Plan voor hergebruik SS-gevangenis Kamp Vught leidt tot commotie
Het plan om de voormalige SS-strafgevangenis in concentratiekamp Vught om te bouwen tot cellen voor zwaarbewaakte topcriminelen leidt tot commotie. „Een blunder.”
Nederland kampt met een probleem. De capaciteit om topcriminelen vast te zetten, schiet ernstig te kort. De Tweede Kamer wil daarom acht cellen voor topcriminelen realiseren in een gebouw op het afgesloten terrein van de Penitentiaire Inrichting Vught (PI Vught). Het zwaarbeveiligde gevangeniscomplex met plek voor 750 gedetineerden en tbs’ers ligt pal naast het Nationaal Monument Kamp Vught .
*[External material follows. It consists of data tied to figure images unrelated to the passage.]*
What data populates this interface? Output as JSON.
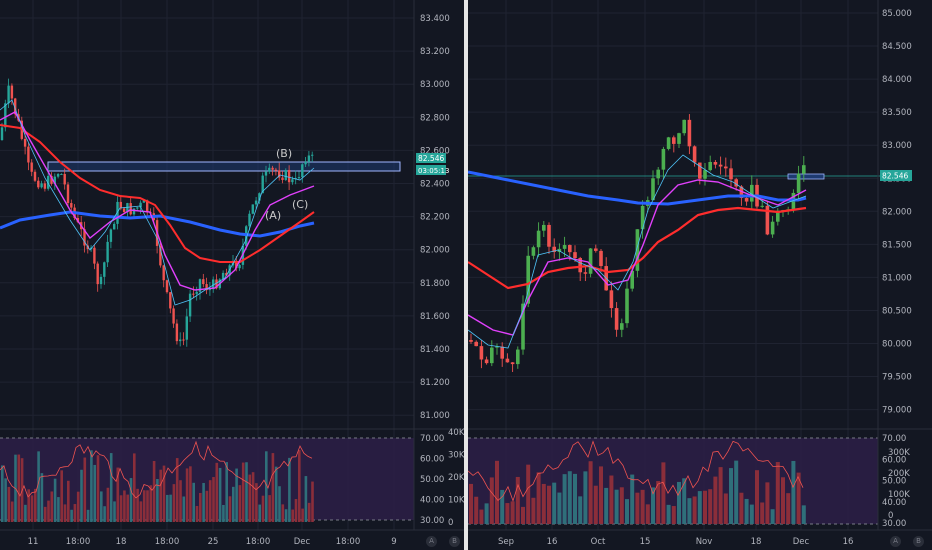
{
  "colors": {
    "up": "#26a69a",
    "up_bright": "#4caf50",
    "down": "#ef5350",
    "ma_red": "#ff2d2d",
    "ma_blue": "#2962ff",
    "ma_magenta": "#e040fb",
    "ma_teal": "#4fc3f7",
    "bg": "#131722",
    "grid": "#1f2331",
    "rsi_fill": "#2d1f46",
    "box_fill": "#1e3a70",
    "box_stroke": "#9fb6ff"
  },
  "left_chart": {
    "price_axis_labels": [
      "83.400",
      "83.200",
      "83.000",
      "82.800",
      "82.600",
      "82.400",
      "82.200",
      "82.000",
      "81.800",
      "81.600",
      "81.400",
      "81.200",
      "81.000"
    ],
    "last_price_tag": "82.546",
    "countdown_tag": "03:05:13",
    "wave_labels": [
      "(B)",
      "(A)",
      "(C)"
    ],
    "volume_axis_labels": [
      "40K",
      "30K",
      "20K",
      "10K",
      "0"
    ],
    "rsi_axis_labels": [
      "70.00",
      "60.00",
      "50.00",
      "40.00",
      "30.00"
    ],
    "time_axis_labels": [
      "11",
      "18:00",
      "18",
      "18:00",
      "25",
      "18:00",
      "Dec",
      "18:00",
      "9"
    ],
    "corner_buttons": [
      "A",
      "B"
    ]
  },
  "right_chart": {
    "price_axis_labels": [
      "85.000",
      "84.500",
      "84.000",
      "83.500",
      "83.000",
      "82.500",
      "82.000",
      "81.500",
      "81.000",
      "80.500",
      "80.000",
      "79.500",
      "79.000"
    ],
    "last_price_tag": "82.546",
    "volume_axis_labels": [
      "300K",
      "200K",
      "100K",
      "0"
    ],
    "rsi_axis_labels": [
      "70.00",
      "60.00",
      "50.00",
      "40.00",
      "30.00"
    ],
    "time_axis_labels": [
      "Sep",
      "16",
      "Oct",
      "15",
      "Nov",
      "18",
      "Dec",
      "16"
    ],
    "corner_buttons": [
      "A",
      "B"
    ]
  }
}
Een groep experts tekent protest aan tegen de plannen. Het gebouw, een rijksmonument, is namelijk de voormalige ”bunkergevangenis” van het enige SS-concentratiekamp in Nederland. Het pand met 150 cellen is tien jaar geleden afgekeurd als gevangenis en doet nu dienst als opslag- en vergaderruimte.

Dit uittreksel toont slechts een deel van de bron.